One of the reasons I haven’t blogged in a while is I was waiting for something to happen—some more developments in the reform movement, more demonstrations, actions of the king.  But there has been nothing.  One of the reasons that the largescale protests quickly lost momentum was the rhetoric that the government used to describe the opposition.  Every protestor was Palestinian, the message was, and if the demonstrations continue, civil war will erupt between Jordanians and Palestinians. 

The most important thing that I didn’t know about Jordan until maybe two weeks before I came was the Palestinian issue.  At least half (more in some estimates) of Jordan’s population is of Palestinian origin.  Jordan controlled the West Bank before 1967, and in the 70s the monarchy essentially fought a civil war in Jordan, in Amman, with the PLO. 

And while various speakers that SIT has had come lecture assure us that the rift is almost gone, there’s still very much a division, or at least bold lines.  My host family is Palestinian.  ‘He killed my people in Gaza,’ said Abu Musa, explaining his hatred of Mubarak.  My host brother has never been to Palestine but if you ask him where he’s from, he won’t say Jordan.

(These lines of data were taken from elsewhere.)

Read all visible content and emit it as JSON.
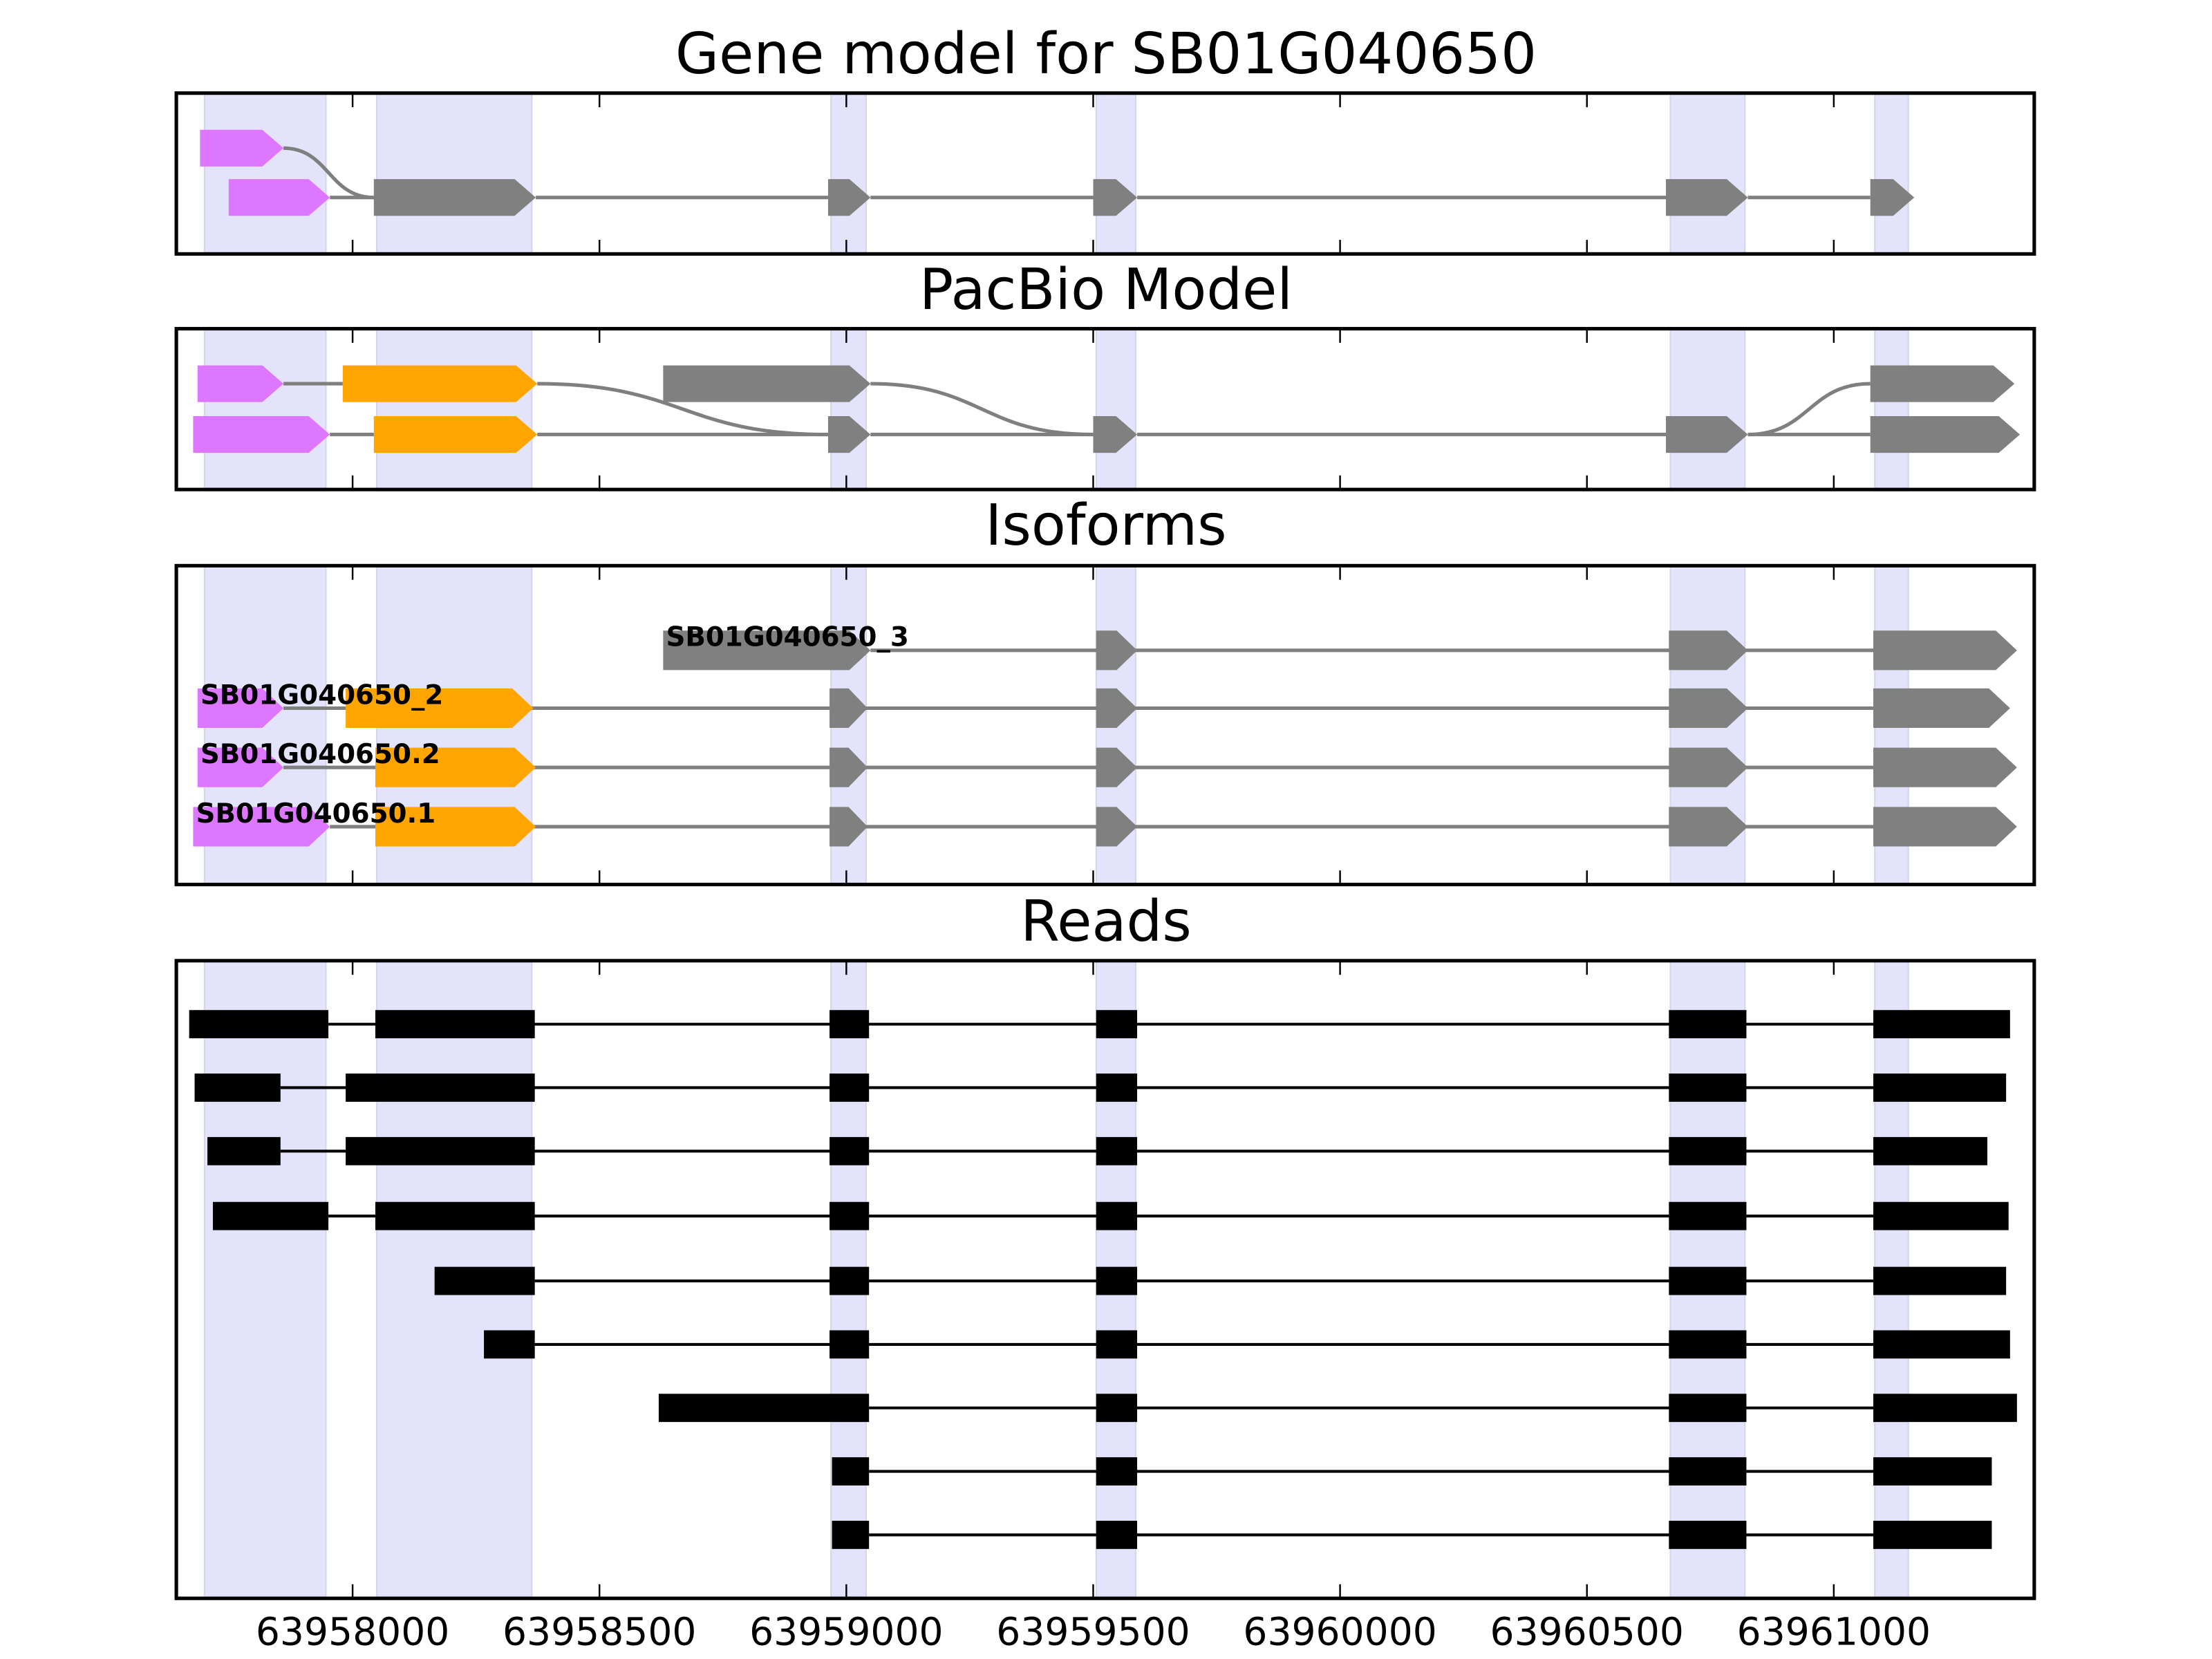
{
  "chart_data": {
    "type": "gene-structure",
    "xlim": [
      63957643,
      63961406
    ],
    "xticks": [
      63958000,
      63958500,
      63959000,
      63959500,
      63960000,
      63960500,
      63961000
    ],
    "xtick_labels": [
      "63958000",
      "63958500",
      "63959000",
      "63959500",
      "63960000",
      "63960500",
      "63961000"
    ],
    "colors": {
      "utr5": "#dd77ff",
      "cds_alt": "#ffa500",
      "exon": "#808080",
      "read": "#000000",
      "shade": "#e3e3fb",
      "intron": "#7f7f7f"
    },
    "shaded_exon_regions": [
      [
        63957700,
        63957946
      ],
      [
        63958049,
        63958363
      ],
      [
        63958969,
        63959040
      ],
      [
        63959506,
        63959586
      ],
      [
        63960669,
        63960820
      ],
      [
        63961083,
        63961151
      ]
    ],
    "panels": [
      {
        "title": "Gene model for SB01G040650",
        "rows": [
          {
            "exons": [
              [
                63957691,
                63957860,
                "utr5"
              ]
            ]
          },
          {
            "exons": [
              [
                63957749,
                63957954,
                "utr5"
              ],
              [
                63958043,
                63958371,
                "exon"
              ],
              [
                63958963,
                63959049,
                "exon"
              ],
              [
                63959500,
                63959589,
                "exon"
              ],
              [
                63960660,
                63960826,
                "exon"
              ],
              [
                63961074,
                63961163,
                "exon"
              ]
            ]
          }
        ],
        "links": [
          [
            0,
            63957860,
            1,
            63958043
          ],
          [
            1,
            63957954,
            1,
            63958043
          ],
          [
            1,
            63958371,
            1,
            63958963
          ],
          [
            1,
            63959049,
            1,
            63959500
          ],
          [
            1,
            63959589,
            1,
            63960660
          ],
          [
            1,
            63960826,
            1,
            63961074
          ]
        ]
      },
      {
        "title": "PacBio Model",
        "rows": [
          {
            "exons": [
              [
                63957686,
                63957860,
                "utr5"
              ],
              [
                63957980,
                63958374,
                "cds_alt"
              ],
              [
                63958629,
                63959049,
                "exon"
              ],
              [
                63961074,
                63961366,
                "exon"
              ]
            ]
          },
          {
            "exons": [
              [
                63957677,
                63957954,
                "utr5"
              ],
              [
                63958043,
                63958374,
                "cds_alt"
              ],
              [
                63958963,
                63959049,
                "exon"
              ],
              [
                63959500,
                63959589,
                "exon"
              ],
              [
                63960660,
                63960826,
                "exon"
              ],
              [
                63961074,
                63961377,
                "exon"
              ]
            ]
          }
        ],
        "links": [
          [
            0,
            63957860,
            0,
            63957980
          ],
          [
            0,
            63958374,
            1,
            63958963
          ],
          [
            0,
            63959049,
            1,
            63959500
          ],
          [
            1,
            63960826,
            0,
            63961074
          ],
          [
            1,
            63957954,
            1,
            63958043
          ],
          [
            1,
            63958374,
            1,
            63958963
          ],
          [
            1,
            63959049,
            1,
            63959500
          ],
          [
            1,
            63959589,
            1,
            63960660
          ],
          [
            1,
            63960826,
            1,
            63961074
          ]
        ]
      },
      {
        "title": "Isoforms",
        "rows": [
          {
            "label": "SB01G040650_3",
            "exons": [
              [
                63958629,
                63959049,
                "exon"
              ],
              [
                63959506,
                63959589,
                "exon"
              ],
              [
                63960666,
                63960826,
                "exon"
              ],
              [
                63961080,
                63961371,
                "exon"
              ]
            ]
          },
          {
            "label": "SB01G040650_2",
            "exons": [
              [
                63957686,
                63957860,
                "utr5"
              ],
              [
                63957986,
                63958366,
                "cds_alt"
              ],
              [
                63958966,
                63959043,
                "exon"
              ],
              [
                63959506,
                63959589,
                "exon"
              ],
              [
                63960666,
                63960826,
                "exon"
              ],
              [
                63961080,
                63961357,
                "exon"
              ]
            ]
          },
          {
            "label": "SB01G040650.2",
            "exons": [
              [
                63957686,
                63957860,
                "utr5"
              ],
              [
                63958046,
                63958371,
                "cds_alt"
              ],
              [
                63958966,
                63959043,
                "exon"
              ],
              [
                63959506,
                63959589,
                "exon"
              ],
              [
                63960666,
                63960826,
                "exon"
              ],
              [
                63961080,
                63961371,
                "exon"
              ]
            ]
          },
          {
            "label": "SB01G040650.1",
            "exons": [
              [
                63957677,
                63957954,
                "utr5"
              ],
              [
                63958046,
                63958371,
                "cds_alt"
              ],
              [
                63958966,
                63959043,
                "exon"
              ],
              [
                63959506,
                63959589,
                "exon"
              ],
              [
                63960666,
                63960826,
                "exon"
              ],
              [
                63961080,
                63961371,
                "exon"
              ]
            ]
          }
        ]
      },
      {
        "title": "Reads",
        "rows": [
          {
            "exons": [
              [
                63957669,
                63957951
              ],
              [
                63958046,
                63958369
              ],
              [
                63958966,
                63959046
              ],
              [
                63959506,
                63959589
              ],
              [
                63960666,
                63960823
              ],
              [
                63961080,
                63961357
              ]
            ]
          },
          {
            "exons": [
              [
                63957680,
                63957854
              ],
              [
                63957986,
                63958369
              ],
              [
                63958966,
                63959046
              ],
              [
                63959506,
                63959589
              ],
              [
                63960666,
                63960823
              ],
              [
                63961080,
                63961349
              ]
            ]
          },
          {
            "exons": [
              [
                63957706,
                63957854
              ],
              [
                63957986,
                63958369
              ],
              [
                63958966,
                63959046
              ],
              [
                63959506,
                63959589
              ],
              [
                63960666,
                63960823
              ],
              [
                63961080,
                63961311
              ]
            ]
          },
          {
            "exons": [
              [
                63957717,
                63957951
              ],
              [
                63958046,
                63958369
              ],
              [
                63958966,
                63959046
              ],
              [
                63959506,
                63959589
              ],
              [
                63960666,
                63960823
              ],
              [
                63961080,
                63961354
              ]
            ]
          },
          {
            "exons": [
              [
                63958166,
                63958369
              ],
              [
                63958966,
                63959046
              ],
              [
                63959506,
                63959589
              ],
              [
                63960666,
                63960823
              ],
              [
                63961080,
                63961349
              ]
            ]
          },
          {
            "exons": [
              [
                63958266,
                63958369
              ],
              [
                63958966,
                63959046
              ],
              [
                63959506,
                63959589
              ],
              [
                63960666,
                63960823
              ],
              [
                63961080,
                63961357
              ]
            ]
          },
          {
            "exons": [
              [
                63958620,
                63959046
              ],
              [
                63959506,
                63959589
              ],
              [
                63960666,
                63960823
              ],
              [
                63961080,
                63961371
              ]
            ]
          },
          {
            "exons": [
              [
                63958971,
                63959046
              ],
              [
                63959506,
                63959589
              ],
              [
                63960666,
                63960823
              ],
              [
                63961080,
                63961320
              ]
            ]
          },
          {
            "exons": [
              [
                63958971,
                63959046
              ],
              [
                63959506,
                63959589
              ],
              [
                63960666,
                63960823
              ],
              [
                63961080,
                63961320
              ]
            ]
          }
        ]
      }
    ]
  }
}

A couple weeks ago my two host brothers, Mohammed and Omar, took me out for a picnic.  We brought a thermos of hot tea from our mother, then picked up bread rolls, falafel, cheese, labaneh, tomato, and drove north out of Amman.  We parked on the side of the highway, and ate our late dinner (it was almost midnight by now) sitting on a bluff overlooking Baqa’a Refugee Camp.  Baqa’a is the largest and poorest of the camps.  As we ate, a few other cars stopped and young men, presumably Palestinian like my brothers, hopped out with picnics, tea, hookah, to join us at the view.  Though they had never met before, my brothers exchanged heartfelt greetings with the others through the dark.  After all, they were all there for same reason: young men who had never seen Palestine, maybe never will see the villages where their families are from, being thankful that they are better off than the people of Baqa’a but fully conscious of their plight.

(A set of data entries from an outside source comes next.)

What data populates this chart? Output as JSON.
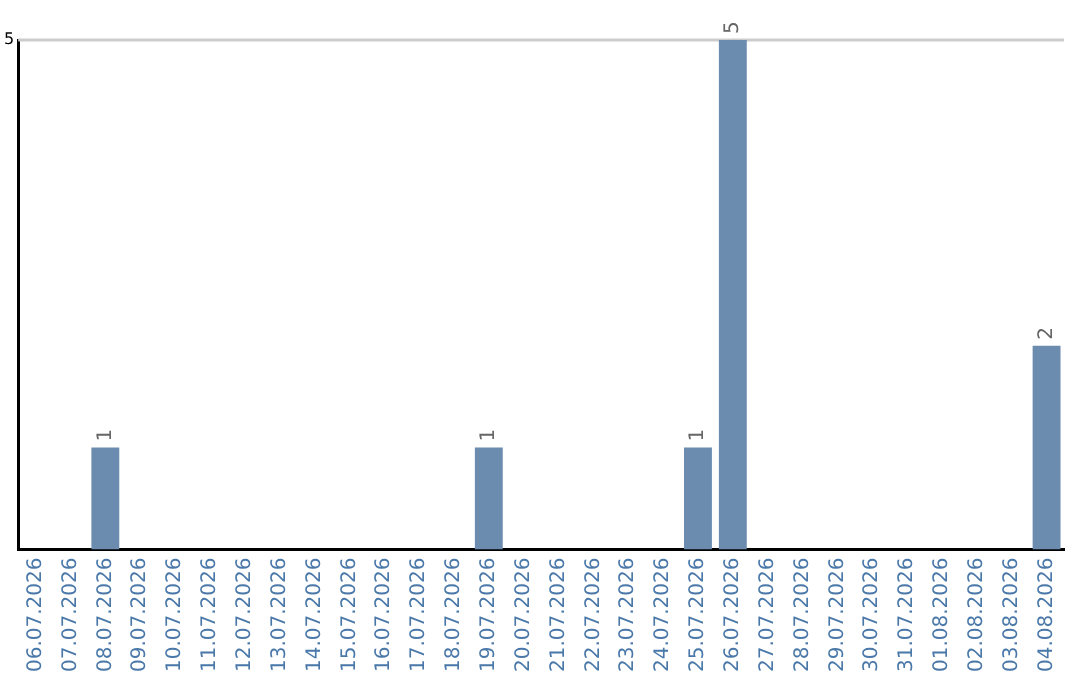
{
  "chart_data": {
    "type": "bar",
    "categories": [
      "06.07.2026",
      "07.07.2026",
      "08.07.2026",
      "09.07.2026",
      "10.07.2026",
      "11.07.2026",
      "12.07.2026",
      "13.07.2026",
      "14.07.2026",
      "15.07.2026",
      "16.07.2026",
      "17.07.2026",
      "18.07.2026",
      "19.07.2026",
      "20.07.2026",
      "21.07.2026",
      "22.07.2026",
      "23.07.2026",
      "24.07.2026",
      "25.07.2026",
      "26.07.2026",
      "27.07.2026",
      "28.07.2026",
      "29.07.2026",
      "30.07.2026",
      "31.07.2026",
      "01.08.2026",
      "02.08.2026",
      "03.08.2026",
      "04.08.2026"
    ],
    "values": [
      0,
      0,
      1,
      0,
      0,
      0,
      0,
      0,
      0,
      0,
      0,
      0,
      0,
      1,
      0,
      0,
      0,
      0,
      0,
      1,
      5,
      0,
      0,
      0,
      0,
      0,
      0,
      0,
      0,
      2
    ],
    "value_labels": [
      null,
      null,
      "1",
      null,
      null,
      null,
      null,
      null,
      null,
      null,
      null,
      null,
      null,
      "1",
      null,
      null,
      null,
      null,
      null,
      "1",
      "5",
      null,
      null,
      null,
      null,
      null,
      null,
      null,
      null,
      "2"
    ],
    "color": "#6b8cae",
    "ylim": [
      0,
      5
    ],
    "yticks": [
      5
    ],
    "ref_lines": [
      {
        "axis": "y",
        "value": 5,
        "color": "#cccccc"
      }
    ],
    "legend": false
  }
}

My program moves into the independent study period this week, where all students have a month to prepare a long research paper on an aspect of ‘Modernization and Social Change’ in Jordan.  I’m researching the perceived role of the student government at the University of Jordan, especially in this context of regional revolution.  As I prepare survey questions to test my hypothesis, I struggle with whether or not to put a question about ‘national origin’ on the survey. Sad as it is to say for reform in Jordan, the opposition movement is almost inseparably linked in the minds of many people with the underrepresented Palestinian majority who so recently fought openly with the government.  The Palestinian question cannot be ignored, in any sphere of Jordanian life.  It is frustrating to see what should be—and perhaps is—a nationalist movement of reform marginalized by being branded as seperationist. 

near the market in baqa'a
A few weeks ago, I went into Baqa’a Camp with Mohammed and two of my friends who are researching Palestinian refugees.  We were visiting a woman Mohammed had met, to sit with her and drink tea with her and bring her food.  But Baqa’a didn’t seem like a refugee camp to me in the way I had pictured such camps.  There was no barbed wire, UN checkpoints, just a lot of poverty.  And the people just seemed like other poorer families that I had met in the Badia.  We didn't talk about politics.